Behind as ever on the movie front — I saw this one two weeks ago — and we’re heading into a particularly chock-full film weekend. So, without further ado: Ben Affleck’s worthwhile crime saga The Town, his similarly Beantown-based follow-up to the promising Gone Baby Gone, is, for all intent and purposes, Heat in the Hub. (Or, put another way, this movie is to Heat what The Departed was to Infernal Affairs — Just add Boston.)
And let’s face it: Between the movies above, and Mystic River, The Boondock Saints, and even going back to the 1994 Jeff Bridges-Tommy Lee Jones mega-stinker Blown Away, white working-class Boston has recently become a bit of a movie cliche as the go-to venue for local color in a cops-and-robbers movie. (And, as in Gone Baby Gone, Affleck perhaps overuses the aerial establishing shots of the Boston skyline here.) But take that for what it is and The Town is definitely a quality entertainment — Well-written, well-made, and with a raft of very good performances, some of them potentially Oscar-caliber, The Town is a smart, adult-minded action movie that delivers what it promises.
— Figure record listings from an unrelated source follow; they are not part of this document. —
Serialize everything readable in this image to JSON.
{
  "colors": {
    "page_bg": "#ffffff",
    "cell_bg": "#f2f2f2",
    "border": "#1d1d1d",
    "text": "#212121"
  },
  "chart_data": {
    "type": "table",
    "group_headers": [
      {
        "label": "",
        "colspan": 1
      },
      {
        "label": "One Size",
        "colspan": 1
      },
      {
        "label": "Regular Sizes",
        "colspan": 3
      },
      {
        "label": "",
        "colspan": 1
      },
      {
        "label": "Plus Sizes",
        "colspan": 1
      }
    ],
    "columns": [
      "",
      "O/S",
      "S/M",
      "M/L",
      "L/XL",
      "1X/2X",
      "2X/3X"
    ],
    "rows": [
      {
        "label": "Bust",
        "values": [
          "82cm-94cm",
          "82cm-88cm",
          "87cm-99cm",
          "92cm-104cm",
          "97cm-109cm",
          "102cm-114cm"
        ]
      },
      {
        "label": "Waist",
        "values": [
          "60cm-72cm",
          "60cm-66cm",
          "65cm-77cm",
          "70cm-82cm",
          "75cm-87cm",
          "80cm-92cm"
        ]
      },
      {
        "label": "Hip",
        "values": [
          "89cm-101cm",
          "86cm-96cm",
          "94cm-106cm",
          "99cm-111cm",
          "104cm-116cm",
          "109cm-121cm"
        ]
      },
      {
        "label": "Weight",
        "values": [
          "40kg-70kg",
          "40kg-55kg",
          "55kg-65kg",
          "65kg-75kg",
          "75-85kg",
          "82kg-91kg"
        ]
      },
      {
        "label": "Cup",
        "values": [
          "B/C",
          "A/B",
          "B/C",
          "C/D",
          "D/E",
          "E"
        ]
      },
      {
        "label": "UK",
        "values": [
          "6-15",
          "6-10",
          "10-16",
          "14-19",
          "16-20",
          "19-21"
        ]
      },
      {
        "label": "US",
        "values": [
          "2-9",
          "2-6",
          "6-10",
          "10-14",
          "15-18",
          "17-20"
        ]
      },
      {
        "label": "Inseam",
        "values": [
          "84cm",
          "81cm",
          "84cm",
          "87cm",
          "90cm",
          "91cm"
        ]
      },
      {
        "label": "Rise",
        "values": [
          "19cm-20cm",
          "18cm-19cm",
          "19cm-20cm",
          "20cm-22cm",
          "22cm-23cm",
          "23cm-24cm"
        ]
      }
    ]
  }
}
For some, I’d expect what The Town mainly promises is “Don Draper and Gossip Girl!” (Having never seen Gossip Girl, and being more of a movie than a TV guy, I was more drawn in by Rebecca Hall and Jeremy Renner. Ok, Jon Hamm too.) But, in fact, and perhaps because Affleck is obviously an actor himself and thus generous with them, The Town is less a star vehicle than an ensemble piece, and it brims over with enjoyable performances. To take just three examples in the margins, Chris Cooper quietly simmers with pent-up rage in the Big House, Pete Postlethwaite gives a sinister edge (and a whiff of cheese) to his turn as an old-school Boston criminal, and Affleck alum Titus Welliver brings his usual swagger to the role of a local cop who knows all-too-well how the old neighborhood works.
I kinda hate to say this, but if there’s a false note struck in the acting department here, it’s probably Affleck himself. He’s a decent enough actor, and he doesn’t upset the movie by any means — From moment to moment, he’s fine in the role. But as the lead — Dougie MacRay, a street-smaht Charlestown bank robber who accidentally falls for the hostage (Hall) of his latest job — Affleck seems miscast, mainly because his choirboy looks and general, aw-shucks demeanor rob the character of a much-needed edge. However much he hit the gym beforehand, Affleck just seems too easygoing to pull off the dangerous blue-collar tough-guy thing. (And so, small plot details, like his saintly character once being an almost-pro-hockey player, which might’ve worked otherwise, seem even more like screenwriterly groaners.)
Now, in the Al Pacino role — the dogged FBI agent hot on our anti-hero’s heels — Jon Hamm is pretty much right in his usual, Drapery wheelhouse. You can’t say he shows us much different here (other than, in one scene, a very funny Boston accent — “You and your boys didn’t just roll a Stah Mahket over in Milton for a bahx of quahters.” It’s right up there with his James Mason.) But the role suits him, and it’s definitely a step up from his brief appearance in the Keanu’ed Day the Earth Stood Still. (Is Superman next? Well, definitely maybe.)
For her part, Blake Lively is a real presence in a relatively small role, and, while, like I said, I’ve never seen Gossip Girl, I doubt her character on TV is the been-’round-the-block Townie mom (a la Amy Ryan in Gone Baby Gone) that Lively plays here, and she’s quite good. Rebecca Hall, meanwhile, is an actress I’ve sorta crushed on since The Prestige (she’s probably best known for Vicky Christina Barcelona (#15), and most recently popped up in Red Riding), but her part here — the love interest — is a mostly thankless one. (The Town‘s script is generally solid, but at one point in the early going Hall is given a laugh-out-loud terrible anecdote involving tragedies and sunny days that stops the film dead. She musters through as best she can.)
In the end, though, the standout of The Town is Jeremy Renner, continuing his post-Hurt Locker leap to the A-list with another very impressive performance. As Jem, Dougie’s screw-up of a best friend who takes a special relish in crackin’ skulls on the job, Renner takes a Masshole character which could’ve been wayyyy over-the-top in someone else’s hands and sells it with understatement. In, say, 28 Weeks Later, Renner seemed as amiable as Affleck, but here he’s a coiled menace, almost despite himself, and the type of Townie at the end of the bah you do NOT want to mess with.
Renner may have gotten passed over for Jeff Bridges at the Oscars last year (a well-deserved Lifetime Achievement Award, if not necessarily for Crazy Heart), and if The Social Network is half as good as touted, Andrew Garfield or even JT might end up giving him some run too. Still, I wouldn’t be surprised at all to see Renner atop the Supporting Actor field for The Town this winter. In a well-made, entertaining heist film through-and-through, he’s the guy who ultimately steals the show.